Thomas is widely considered another in a long line of Jets draft disappointments, surpassing 100 yards rushing in just 2 games, while rushing for only 2,000 yards and five touchdowns in his four seasons with the team.

===New England Patriots===
On March 31, 1994, he was signed as a free agent by the New England Patriots. He sprained his ankle on the second play of the first preseason game, which forced him to be declared inactive for seven of the first 11 games of the season. He appeared in 4 games, rushing for 67 yards and one touchdown in 19 carries. On November 3, he was released to make room for defensive tackle Bruce Walker.

===Dallas Cowboys===
On December 1, 1994, he was signed by the Dallas Cowboys to be the backup for Emmitt Smith over the incumbent Lincoln Coleman. He started in the season finale against the New York Giants and rushed for 63 yards. In the Cowboys NFC divisional playoff game against the Green Bay Packers. Thomas took over for an injured Smith and rushed for 70 yards and two touchdowns while losing a fumble in the 35–9 win. He did not appear in the NFC Championship Game the following week; as it turned out, the NFC Divisional game was his only career appearance in a playoff game. Thomas was not re-signed after the season.

===Atlanta Falcons===
On June 15, 1995, he signed with the Atlanta Falcons, but was released on August 21.

===Carolina Panthers===
On November 7, 1995, he was signed by the Carolina Panthers for depth purposes, while starter Derrick Moore was out with a knee injury. He appeared in 7	games, tallying 22 carries for 90 yards and no touchdowns. He wasn't re-signed after the season.

==NFL career statistics==

| Year | Team | GP | Rushing |  |  |  |  |  | Fumbles |  |
| Att | Yds | Avg | Lng | TD | FD | Fum | Lost |
| 1990 | NYJ | 15 | 123 | 620 | 5.0 | 41 | 1 | 0 | 0 | 0 |
| 1991 | NYJ | 16 | 189 | 728 | 3.9 | 25 | 3 | 41 | 0 | 0 |
| 1992 | NYJ | 9 | 97 | 440 | 4.5 | 19 | 0 | 25 | 2 | 2 |
| 1993 | NYJ | 11 | 59 | 221 | 3.7 | 24 | 1 | 8 | 0 | 0 |
| 1994 | DAL | 2 | 24 | 70 | 2.9 | 11 | 1 | 7 | 0 | 0 |
| NE | 4 | 19 | 67 | 3.5 | 13 | 1 | 2 | 0 | 0 |
| 1995 | CAR | 7 | 22 | 90 | 4.1 | 13 | 0 | 6 | 0 | 0 |
| Career |  | 64 | 533 | 2,236 | 4.2 | 41 | 7 | 89 | 2 | 2 |

==Coaching career==
Thomas served as running backs coach at Temple University for eight seasons, from 1998 to 2005. He played a key role in the development of Chicago Bears fullback Jason McKie, and Jacksonville Jaguars running back Stacey Mack. Thomas was responsible for recruiting in Philadelphia, Eastern Pennsylvania, and Southern New Jersey. He was also the team's NFL liaison and summer football camp coordinator.

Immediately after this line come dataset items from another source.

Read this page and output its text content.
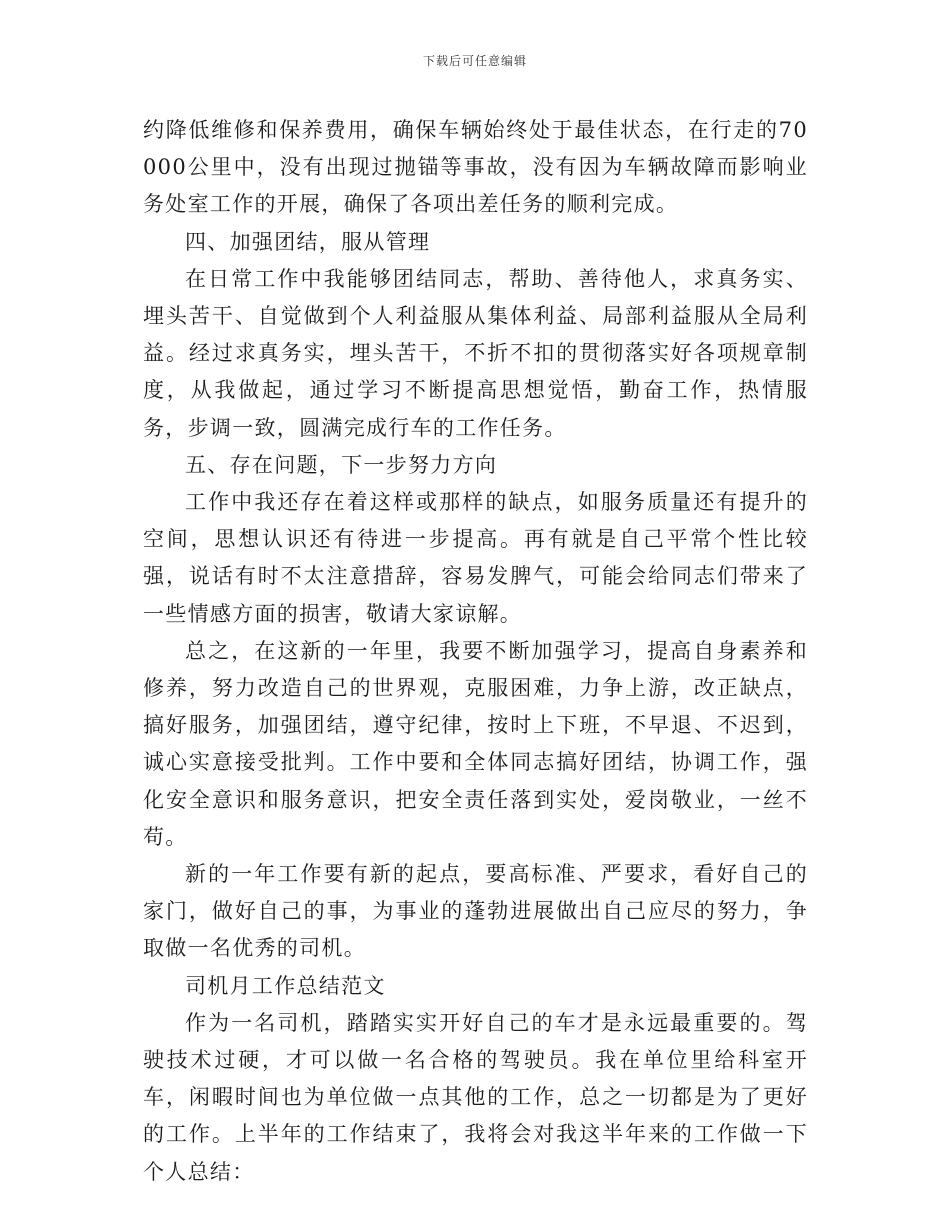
下载后可任意编辑

约降低维修和保养费用，确保车辆始终处于最佳状态，在行走的70000公里中，没有出现过抛锚等事故，没有因为车辆故障而影响业务处室工作的开展，确保了各项出差任务的顺利完成。

四、加强团结，服从管理

在日常工作中我能够团结同志，帮助、善待他人，求真务实、埋头苦干、自觉做到个人利益服从集体利益、局部利益服从全局利益。经过求真务实，埋头苦干，不折不扣的贯彻落实好各项规章制度，从我做起，通过学习不断提高思想觉悟，勤奋工作，热情服务，步调一致，圆满完成行车的工作任务。

五、存在问题，下一步努力方向

工作中我还存在着这样或那样的缺点，如服务质量还有提升的空间，思想认识还有待进一步提高。再有就是自己平常个性比较强，说话有时不太注意措辞，容易发脾气，可能会给同志们带来了一些情感方面的损害，敬请大家谅解。

总之，在这新的一年里，我要不断加强学习，提高自身素养和修养，努力改造自己的世界观，克服困难，力争上游，改正缺点，搞好服务，加强团结，遵守纪律，按时上下班，不早退、不迟到，诚心实意接受批判。工作中要和全体同志搞好团结，协调工作，强化安全意识和服务意识，把安全责任落到实处，爱岗敬业，一丝不苟。

新的一年工作要有新的起点，要高标准、严要求，看好自己的家门，做好自己的事，为事业的蓬勃进展做出自己应尽的努力，争取做一名优秀的司机。

司机月工作总结范文

作为一名司机，踏踏实实开好自己的车才是永远最重要的。驾驶技术过硬，才可以做一名合格的驾驶员。我在单位里给科室开车，闲暇时间也为单位做一点其他的工作，总之一切都是为了更好的工作。上半年的工作结束了，我将会对我这半年来的工作做一下个人总结：
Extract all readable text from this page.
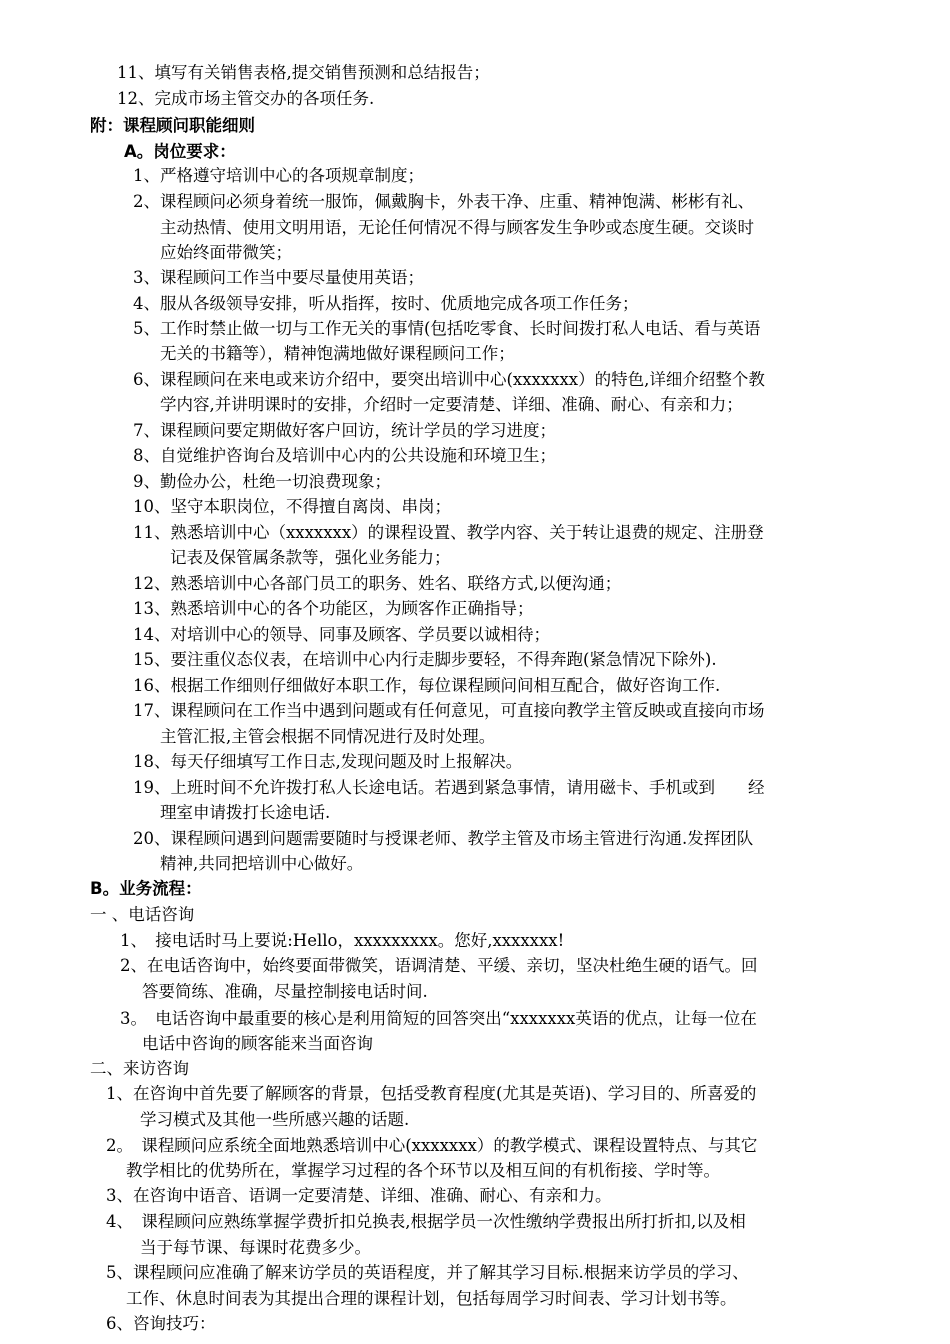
11、填写有关销售表格,提交销售预测和总结报告；
12、完成市场主管交办的各项任务.
附：课程顾问职能细则
A。岗位要求：
1、严格遵守培训中心的各项规章制度；
2、课程顾问必须身着统一服饰，佩戴胸卡，外表干净、庄重、精神饱满、彬彬有礼、
主动热情、使用文明用语，无论任何情况不得与顾客发生争吵或态度生硬。交谈时
应始终面带微笑；
3、课程顾问工作当中要尽量使用英语；
4、服从各级领导安排，听从指挥，按时、优质地完成各项工作任务；
5、工作时禁止做一切与工作无关的事情(包括吃零食、长时间拨打私人电话、看与英语
无关的书籍等），精神饱满地做好课程顾问工作；
6、课程顾问在来电或来访介绍中，要突出培训中心(xxxxxxx）的特色,详细介绍整个教
学内容,并讲明课时的安排，介绍时一定要清楚、详细、准确、耐心、有亲和力；
7、课程顾问要定期做好客户回访，统计学员的学习进度；
8、自觉维护咨询台及培训中心内的公共设施和环境卫生；
9、勤俭办公，杜绝一切浪费现象；
10、坚守本职岗位，不得擅自离岗、串岗；
11、熟悉培训中心（xxxxxxx）的课程设置、教学内容、关于转让退费的规定、注册登
记表及保管属条款等，强化业务能力；
12、熟悉培训中心各部门员工的职务、姓名、联络方式,以便沟通；
13、熟悉培训中心的各个功能区，为顾客作正确指导；
14、对培训中心的领导、同事及顾客、学员要以诚相待；
15、要注重仪态仪表，在培训中心内行走脚步要轻，不得奔跑(紧急情况下除外).
16、根据工作细则仔细做好本职工作，每位课程顾问间相互配合，做好咨询工作.
17、课程顾问在工作当中遇到问题或有任何意见，可直接向教学主管反映或直接向市场
主管汇报,主管会根据不同情况进行及时处理。
18、每天仔细填写工作日志,发现问题及时上报解决。
19、上班时间不允许拨打私人长途电话。若遇到紧急事情，请用磁卡、手机或到　　经
理室申请拨打长途电话.
20、课程顾问遇到问题需要随时与授课老师、教学主管及市场主管进行沟通.发挥团队
精神,共同把培训中心做好。
B。业务流程：
一 、电话咨询
1、　接电话时马上要说:Hello，xxxxxxxxx。您好,xxxxxxx!
2、在电话咨询中，始终要面带微笑，语调清楚、平缓、亲切，坚决杜绝生硬的语气。回
答要简练、准确，尽量控制接电话时间.
3。　电话咨询中最重要的核心是利用简短的回答突出“xxxxxxx英语的优点，让每一位在
电话中咨询的顾客能来当面咨询
二、来访咨询
1、在咨询中首先要了解顾客的背景，包括受教育程度(尤其是英语)、学习目的、所喜爱的
学习模式及其他一些所感兴趣的话题.
2。　课程顾问应系统全面地熟悉培训中心(xxxxxxx）的教学模式、课程设置特点、与其它
教学相比的优势所在，掌握学习过程的各个环节以及相互间的有机衔接、学时等。
3、在咨询中语音、语调一定要清楚、详细、准确、耐心、有亲和力。
4、　课程顾问应熟练掌握学费折扣兑换表,根据学员一次性缴纳学费报出所打折扣,以及相
当于每节课、每课时花费多少。
5、课程顾问应准确了解来访学员的英语程度，并了解其学习目标.根据来访学员的学习、
工作、休息时间表为其提出合理的课程计划，包括每周学习时间表、学习计划书等。
6、咨询技巧：
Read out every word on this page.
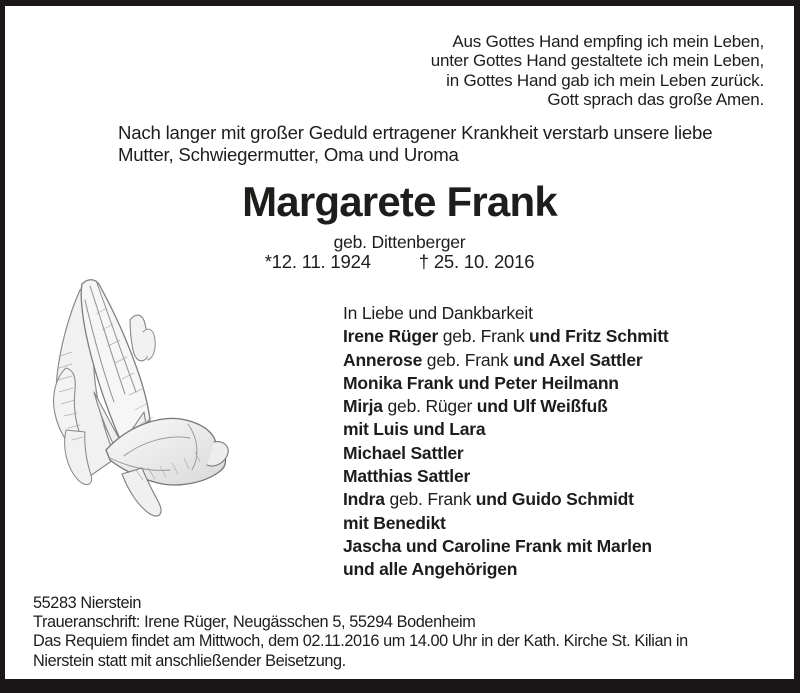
Aus Gottes Hand empfing ich mein Leben,
unter Gottes Hand gestaltete ich mein Leben,
in Gottes Hand gab ich mein Leben zurück.
Gott sprach das große Amen.
Nach langer mit großer Geduld ertragener Krankheit verstarb unsere liebe
Mutter, Schwiegermutter, Oma und Uroma
Margarete Frank
geb. Dittenberger
*12. 11. 1924	† 25. 10. 2016
In Liebe und Dankbarkeit
Irene Rüger geb. Frank und Fritz Schmitt
Annerose geb. Frank und Axel Sattler
Monika Frank und Peter Heilmann
Mirja geb. Rüger und Ulf Weißfuß
mit Luis und Lara
Michael Sattler
Matthias Sattler
Indra geb. Frank und Guido Schmidt
mit Benedikt
Jascha und Caroline Frank mit Marlen
und alle Angehörigen
55283 Nierstein
Traueranschrift: Irene Rüger, Neugässchen 5, 55294 Bodenheim
Das Requiem findet am Mittwoch, dem 02.11.2016 um 14.00 Uhr in der Kath. Kirche St. Kilian in
Nierstein statt mit anschließender Beisetzung.
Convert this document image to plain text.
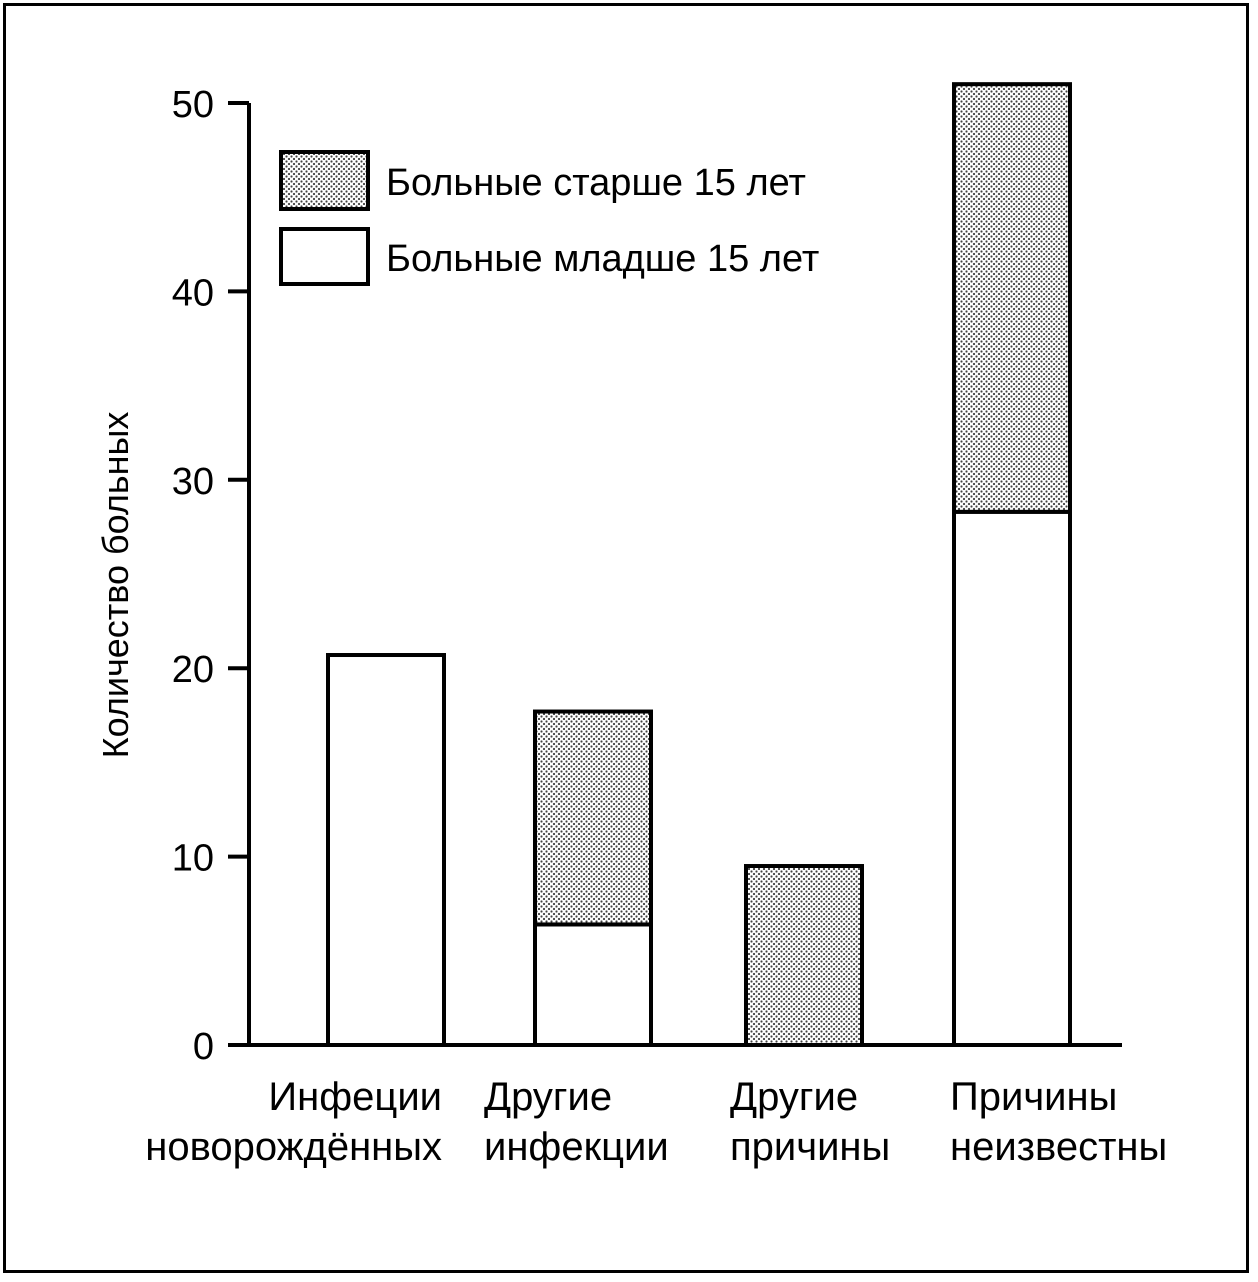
0
10
20
30
40
50
Инфеции
новорождённых
Другие
инфекции
Другие
причины
Причины
неизвестны
Количество больных
Больные старше 15 лет
Больные младше 15 лет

Thomas also serves as a volunteer instructor for Football University. In 2008, Thomas and several other ex-NFLers, conducted a youth football camp in Barrow, Alaska. Barrow is so remote it is only accessible by airplane, and the local high school asked Football University for help with the difficult task of building a football program from scratch.

==Personal life==
Thomas resides in King of Prussia, Pennsylvania, with his wife Lisa. He has three children: Preston, Keisha, and Blair. Thomas, former Penn State and Philadelphia Eagles wide receiver Kenny Jackson, and local AFLAC agent Al Mayer are partners in a chain of Harrisburg, Pennsylvania-area sports bars called KoKoMos.